Lehrjahre zwischen Jargons — am Beispiel der Theaterwissenschaft

In memoriam Paul Stefanek

I

Das Institut für Theaterwissenschaft in Wien, wie ich es Ende der siebziger Jahre kennenlernte, erfüllte nicht nur allgemein die Kriterien einer postnazistischen Anstalt. Der familiäre Charakter, der hier den Ton angab; die unabwendbare Nähe und Vertrautheit im Umgang, noch in der Intrige und im Hass — all das stellt sich retrospektiv als minutiös ausgeführtes Abbild einer Nation dar, die zunächst wesentlich in der Fähigkeit bestand, „sich klein“ zu machen (Jean Améry) [1], um nach dem nazistischen Größenwahn als „erstes Opfer“ Hitlerdeutschlands durchzugehen. Das brachte die Bürger einander näher, näher etwa als in Westdeutschland, so nahe, dass jede bürgerliche Distanz in den öffentlichen Beziehungen zuschanden gehen konnte. Die Enge, die einen geistig fast ersticken ließ, lag demnach sowenig an der geographischen Kleinheit des Landes wie die Atmosphäre am Institut an den eigenartig angelegten Räumlichkeiten in der Hofburg, die aber dafür wie geschaffen sind. Sie resultierte aus dem Verhältnis zu den gemeinschaftlich begangenen Verbrechen, dessen singuläre Verlogenheit nur Karl Kraus ahnen konnte: „Mit einem frohgemuten ,Wir kennen uns ja eh’ stellen sich die Wiener Persönlichkeiten vor, und es braucht lange Zeit, bis es unsereinem gelingt, sie verkennen zu lernen.“ [2] Dieses „eh“ baute die Kultur wieder auf und schrieb Wissenschaftsgeschichte: „Es mag an der Wesensart der Österreicher liegen“, erläuterte frohgemut Heinz Kindermann 1961, „an ihrer sehr beweglichen, leicht anpassungsfähigen Art, das Leben zu meistern und sich selbst zu inszenieren, dass sie sich der Kunstform des Theaters näher wissen als viele anderen Völker, auch näher als viele andere Angehörige des deutschen Sprachgebietes.“ [3]

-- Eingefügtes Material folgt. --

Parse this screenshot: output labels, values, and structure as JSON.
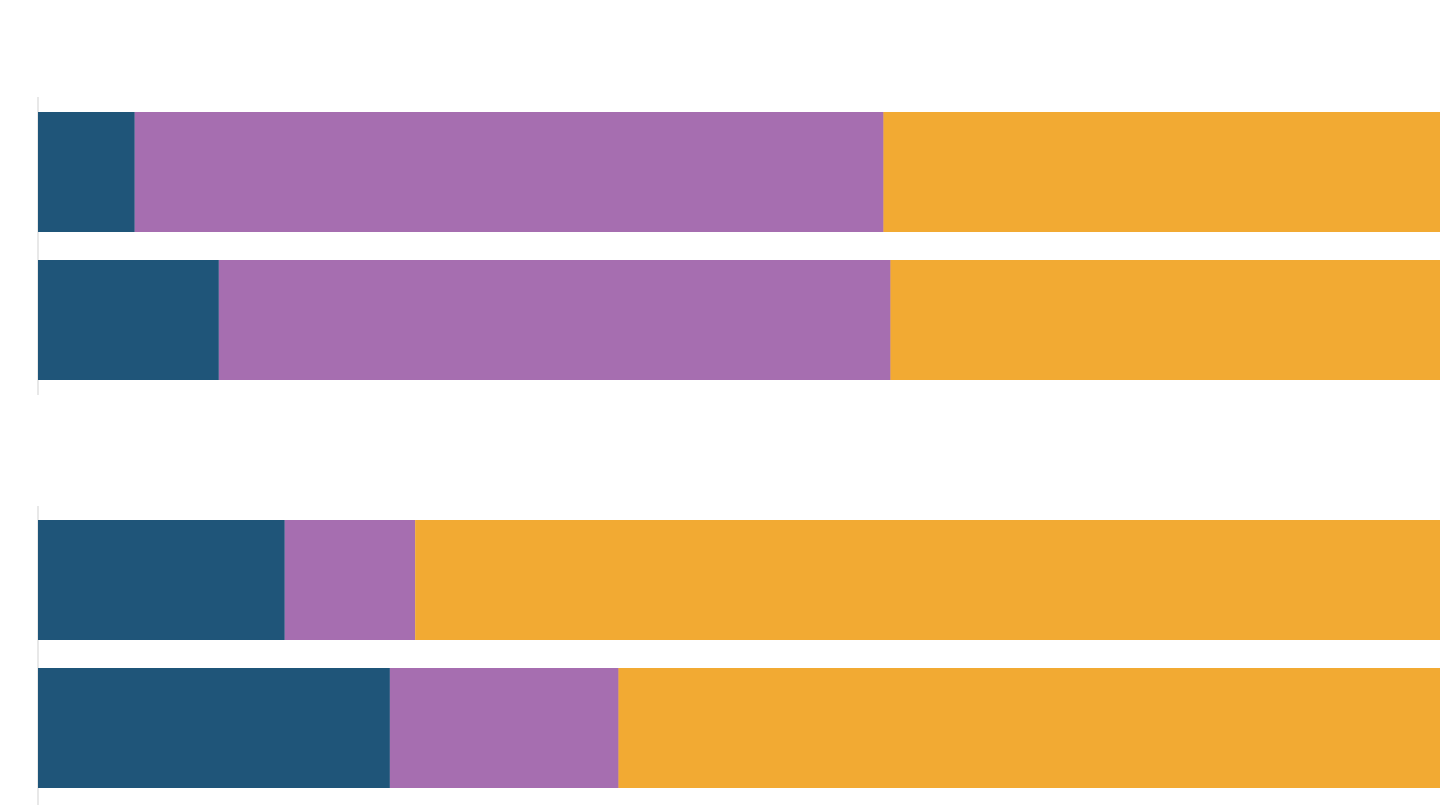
{
  "chart_data": [
    {
      "type": "bar",
      "orientation": "horizontal",
      "stacked": true,
      "categories": [
        null,
        null
      ],
      "series": [
        {
          "color": "#1f5579",
          "values": [
            6.9,
            12.9
          ]
        },
        {
          "color": "#a66eb0",
          "values": [
            53.4,
            47.9
          ]
        },
        {
          "color": "#f2aa33",
          "values": [
            39.7,
            39.2
          ]
        }
      ],
      "xlim": [
        0,
        100
      ]
    },
    {
      "type": "bar",
      "orientation": "horizontal",
      "stacked": true,
      "categories": [
        null,
        null
      ],
      "series": [
        {
          "color": "#1f5579",
          "values": [
            17.6,
            25.1
          ]
        },
        {
          "color": "#a66eb0",
          "values": [
            9.3,
            16.3
          ]
        },
        {
          "color": "#f2aa33",
          "values": [
            73.1,
            58.6
          ]
        }
      ],
      "xlim": [
        0,
        100
      ]
    }
  ]
}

In bestimmter Hinsicht aber war das Institut des anpassungsfähigsten aller Professoren von Anfang an als postnazistisches konzipiert worden. Kindermann hatte bei seiner Gründung die gesamteuropäische „völkerverbindende“ Orientierung der Forschung betont — als „Beitrag zum Werden des neuen Europas“ [4]: sie entsprach genau der völkerverbindenden, gesamteuropäischen Endlösung der Judenfrage. Carl Schmitt schrieb auch schon 1939 von der „großen politischen Idee, der Achtung jedes Volkes als einer durch Art und Ursprung, Blut und Boden bestimmten Lebenswirklichkeit“ [5], und diese Lebenswirklichkeit, die den europäischen „Völkern“ zugestanden wurde, war nur ein anderes Wort für die Vernichtung, die auf ein einziges Volk — das „Gegenvolk“, den „Völkerfeind“, „die jüdische Gegenrasse“ (Alfred Rosenberg) [6] — zielte, so wie der nationalsozialistische Rassismus letztlich die einzelnen „Völker“ jeweils einstufte nach ihrer Bereitschaft und Fähigkeit, zu dieser Vernichtung beizutragen. Völkerverbindung im Namen der Ausrottung der Juden: darauf beruhte auf internationaler Ebene die nationalsozialistische Politik — und wurde zum unabgegoltenen Erbe einer Europäischen Union, der Hisbollah-Führer als Verhandlungspartner gelten.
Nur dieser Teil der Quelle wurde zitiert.